10:05 PM, May 27, 2008
.. Posted by Starr
imma argue with you on not running the 100m. life is a gamble. you win some and you loose some. its not being greedy on doing both. its the will to be successful. inf you go in the race with a humbling heart all things are possible. so get back on that horse and ride it out. dont take the safe road. live and except the success or failure that lies ahead so you will never look back i say, i wish i ran. instead, with the obsticles of life in my face and i gave it my best. i have faith in you. this is an olympic year!!! now go puke in practice!! BOO
Do it scared
12:58 PM, May 28, 2008
.. Posted by brooklynrunz
you know how ppl say, I gave it my all. I gave it 100%? That concept is scary to me because. Do you know what that would look like? Bent over at the finish line, puking, and in serious pain. I remember I had to run a 10k with sore hamstrings. I felt that they would tear at any moment because they were so tight. But I told God that I was going to do my best...and I set a PR! You have been blessed with the great talent in 2 events. Pray about it. Leave no regrets on the track. And if you must do what you have to do, whether that is doing 2 events or not, do it even if you are scared about the outcome.
Bri just concentrarte
2:28 PM, May 31, 2008
.. Posted by Anonymous
You can get one of the spots you need one good jump
God's gift to you
3:13 AM, June 4, 2008
.. Posted by Anonymous
B. Glenn
I would like to first state good luck in Eugene! I wish all the best for you in your quest to make the Oly team.

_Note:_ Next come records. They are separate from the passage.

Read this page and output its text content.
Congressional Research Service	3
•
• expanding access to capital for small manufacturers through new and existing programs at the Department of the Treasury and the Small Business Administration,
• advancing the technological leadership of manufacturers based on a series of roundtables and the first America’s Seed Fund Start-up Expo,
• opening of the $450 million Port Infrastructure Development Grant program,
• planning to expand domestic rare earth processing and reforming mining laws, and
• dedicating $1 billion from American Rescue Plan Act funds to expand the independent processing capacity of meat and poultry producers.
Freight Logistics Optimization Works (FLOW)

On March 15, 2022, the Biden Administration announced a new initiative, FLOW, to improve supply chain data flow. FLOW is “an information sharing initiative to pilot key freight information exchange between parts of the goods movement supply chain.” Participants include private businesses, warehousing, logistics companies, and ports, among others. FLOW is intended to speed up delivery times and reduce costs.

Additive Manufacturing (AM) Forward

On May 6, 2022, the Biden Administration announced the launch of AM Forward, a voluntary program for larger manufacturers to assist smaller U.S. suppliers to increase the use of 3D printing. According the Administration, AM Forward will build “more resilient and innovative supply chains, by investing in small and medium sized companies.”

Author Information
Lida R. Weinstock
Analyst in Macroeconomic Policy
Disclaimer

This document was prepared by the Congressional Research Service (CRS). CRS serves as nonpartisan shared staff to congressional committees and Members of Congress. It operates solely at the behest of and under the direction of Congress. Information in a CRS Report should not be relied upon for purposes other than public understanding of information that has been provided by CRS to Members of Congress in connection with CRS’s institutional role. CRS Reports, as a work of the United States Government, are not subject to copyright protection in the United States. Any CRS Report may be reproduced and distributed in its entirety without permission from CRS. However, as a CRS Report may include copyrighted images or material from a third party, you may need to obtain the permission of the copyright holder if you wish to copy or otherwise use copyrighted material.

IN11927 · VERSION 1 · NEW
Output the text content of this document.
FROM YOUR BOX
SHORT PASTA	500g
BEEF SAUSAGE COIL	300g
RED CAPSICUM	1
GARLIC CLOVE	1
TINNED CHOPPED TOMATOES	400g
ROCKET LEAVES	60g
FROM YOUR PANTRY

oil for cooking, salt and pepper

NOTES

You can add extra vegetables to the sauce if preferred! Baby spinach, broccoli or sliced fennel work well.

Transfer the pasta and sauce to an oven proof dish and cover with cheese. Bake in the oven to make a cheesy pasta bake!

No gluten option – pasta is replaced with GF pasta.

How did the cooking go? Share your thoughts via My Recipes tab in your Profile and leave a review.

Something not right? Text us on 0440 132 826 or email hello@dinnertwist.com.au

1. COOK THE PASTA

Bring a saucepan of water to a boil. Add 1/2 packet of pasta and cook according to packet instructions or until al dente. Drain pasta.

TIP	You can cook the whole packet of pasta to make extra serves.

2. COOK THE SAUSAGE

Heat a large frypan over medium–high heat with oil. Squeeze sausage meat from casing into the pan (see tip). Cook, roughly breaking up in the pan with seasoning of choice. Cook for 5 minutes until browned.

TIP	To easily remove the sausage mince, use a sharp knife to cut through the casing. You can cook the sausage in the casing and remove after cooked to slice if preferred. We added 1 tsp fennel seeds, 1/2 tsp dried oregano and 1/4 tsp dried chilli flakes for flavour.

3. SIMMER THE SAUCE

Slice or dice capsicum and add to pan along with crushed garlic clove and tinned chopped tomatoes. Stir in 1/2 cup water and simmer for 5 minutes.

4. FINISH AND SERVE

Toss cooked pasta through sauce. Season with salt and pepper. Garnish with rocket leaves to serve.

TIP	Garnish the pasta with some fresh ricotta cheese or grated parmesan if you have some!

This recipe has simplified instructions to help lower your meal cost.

Secondly, I am so inspired by your commitment to reach that goal you have continued to strive for through all the ups and downs that track and field can take us through (injuries etc.). Sometimes reading your blogs makes me wonder why I gave up my dream to get the the trials. Being an NCAA All-American in the sprints and ranked in the top 20 in the US in the 100m in 1996,1997,1998, I hoped and dreamed to get the A standard for the trials only to run 10.11 (Wind aided) and get knocked out of the top 32 with my existing legal 10.21. A week later while training to correct some technical flaws the injury bug hit (severe ankle injury). It took me almost 3 months of rehab to get full use of my ankle as Atlanta came and gone. I had no alternative at that point only to watch it on TV. That moment sat with me for years, I had so much potential (as do most of the sprinters in the US) but you have your moment on the stage in the Long Jump go for it and jump far, if you have to push beyond your PR then push! This moment in Eugene is one to cherish you have the sound mentality to excel and achieve. God has blessed you with the ability to substitute due to your range in talent! Thank you B. Glenn for being instrumental to those of us who dreamed the reality you are living, I will be tuned in to watch. Godspeed!!
thanks
2:18 PM, June 4, 2008
.. Posted by missbri
that was a great message...
i appreciate all the support!
Frustrating, but...
2:08 PM, June 8, 2008
.. Posted by hmurphy
at the same time, I've always felt more confident after dropping down to specialize in one event instead of two. How are you feeling about this change?